The central couple of A Ghost Story are simply named C (Casey Affleck), and M (Rooney Mara), both living together, but preparing for a move. One night, they hear a thud on the piano, the source of which is unknown. The following morning, C is killed in a car accident. M identifies him at a morgue, covers his face and leaves. Moments later, C arises suddenly, his afterlife begun. In a clever low budget approach, C’s ghost is depicted as if in a children’s fairy tale: a white sheet with two black eyes. His consciousness freed from Earthly shackles, C ventures out to the into world, but only has one destination. He returns home, observing M as she grapples with his loss and, in time, moves on. C bears witness to future tenants of the house he once lived in, from a new family, to a bunch of twentysomethings partying, and even the house’s eventual destruction, making way for a new city untold centuries into the future. All the while, C travels through time freely, but remains in the same spot, seeking to reconnect with M in some capacity.

A Ghost Story owes its existence from expressionistic and European arthouse cinema more than anything American, yet its themes remain universal and timeless. The 1.33 :1 aspect ratio lends a storybook quality to the film, and the protracted first half underlines M’s grief as much as C’s invisible presence. Long takes dominate, whether it’s the couple falling asleep together, or M’s consuming a whole pie as her emotions overwhelm her. At times Lowery lays his thesis too straightforward, especially when a partygoer philosophizes about the impossibility of maintaining an individual legacy due to the ultimate fate of the universe. It’s a verbose scene that stands in stark contrast from the otherwise dialogue light film. However, there are more successful passages, such as the parallel editing between M and C, as he introduces her to a new song he’s composed, and later, as she listens to it in the aftermath of his passing. Far deeper into the film, the song reappears, but in a context both surprising and appropriately mysterious.

C’s journey through the afterlife bears many of the same hallmarks as other ghostly narratives.

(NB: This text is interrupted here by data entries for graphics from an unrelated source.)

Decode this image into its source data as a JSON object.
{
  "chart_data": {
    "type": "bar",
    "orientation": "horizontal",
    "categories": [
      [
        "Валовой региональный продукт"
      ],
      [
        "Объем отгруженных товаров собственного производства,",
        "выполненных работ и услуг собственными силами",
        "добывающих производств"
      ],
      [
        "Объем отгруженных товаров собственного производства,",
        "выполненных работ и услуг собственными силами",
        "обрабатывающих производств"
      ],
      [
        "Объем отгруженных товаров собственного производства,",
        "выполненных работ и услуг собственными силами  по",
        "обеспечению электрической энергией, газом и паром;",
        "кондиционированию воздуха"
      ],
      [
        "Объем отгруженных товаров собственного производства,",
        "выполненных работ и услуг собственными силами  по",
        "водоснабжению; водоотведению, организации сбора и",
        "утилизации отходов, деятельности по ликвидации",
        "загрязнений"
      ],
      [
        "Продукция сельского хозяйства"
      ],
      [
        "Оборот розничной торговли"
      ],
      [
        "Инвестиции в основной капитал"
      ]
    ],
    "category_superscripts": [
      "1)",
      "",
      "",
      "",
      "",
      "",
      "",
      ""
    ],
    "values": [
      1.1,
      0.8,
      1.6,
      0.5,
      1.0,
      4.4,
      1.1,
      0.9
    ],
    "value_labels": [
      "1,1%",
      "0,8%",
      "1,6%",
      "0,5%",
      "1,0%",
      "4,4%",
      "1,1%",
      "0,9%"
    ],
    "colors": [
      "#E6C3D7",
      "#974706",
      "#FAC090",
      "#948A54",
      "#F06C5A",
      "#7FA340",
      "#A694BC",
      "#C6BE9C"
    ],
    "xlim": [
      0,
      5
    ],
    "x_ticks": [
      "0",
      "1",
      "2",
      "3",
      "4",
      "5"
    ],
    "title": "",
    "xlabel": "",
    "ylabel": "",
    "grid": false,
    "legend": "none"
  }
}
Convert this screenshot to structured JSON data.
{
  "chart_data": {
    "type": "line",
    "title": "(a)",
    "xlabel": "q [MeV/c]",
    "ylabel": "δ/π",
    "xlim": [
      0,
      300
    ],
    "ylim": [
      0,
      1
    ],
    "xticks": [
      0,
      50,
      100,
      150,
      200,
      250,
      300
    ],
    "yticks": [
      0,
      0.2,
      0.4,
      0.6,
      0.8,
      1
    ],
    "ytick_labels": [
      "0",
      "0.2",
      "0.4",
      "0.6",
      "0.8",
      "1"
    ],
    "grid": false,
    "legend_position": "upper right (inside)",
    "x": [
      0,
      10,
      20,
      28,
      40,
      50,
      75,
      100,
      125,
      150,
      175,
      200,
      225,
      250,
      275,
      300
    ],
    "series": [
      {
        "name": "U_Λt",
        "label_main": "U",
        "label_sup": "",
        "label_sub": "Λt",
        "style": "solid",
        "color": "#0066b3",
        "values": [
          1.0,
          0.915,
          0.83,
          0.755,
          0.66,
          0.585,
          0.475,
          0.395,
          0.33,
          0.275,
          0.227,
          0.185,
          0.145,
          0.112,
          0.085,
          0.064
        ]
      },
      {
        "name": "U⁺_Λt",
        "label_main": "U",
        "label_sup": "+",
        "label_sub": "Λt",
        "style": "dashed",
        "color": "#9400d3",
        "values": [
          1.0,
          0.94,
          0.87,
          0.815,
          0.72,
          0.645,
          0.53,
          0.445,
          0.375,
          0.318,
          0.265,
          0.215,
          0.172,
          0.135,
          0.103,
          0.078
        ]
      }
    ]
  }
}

As with other ghosts, he haunts his home, looking for some kind of catharsis or resolution, but our empathy for him derives from his point of view. Granted, we aren’t afforded any clues as to his emotional state after death, or whether he has any emotions to spare. This is where one of the oldest editorial concepts comes into play brilliantly, for C is a case study in the Kuleshov effect. By cutting between an expressionless character (such as C’s ghost), and whatever that character sees, the audience is able to project upon the character their own thoughts and feelings. Thus C’s experience a unifying one, for death is a certainty to all, and ultimately embracing that fate is our only common destiny.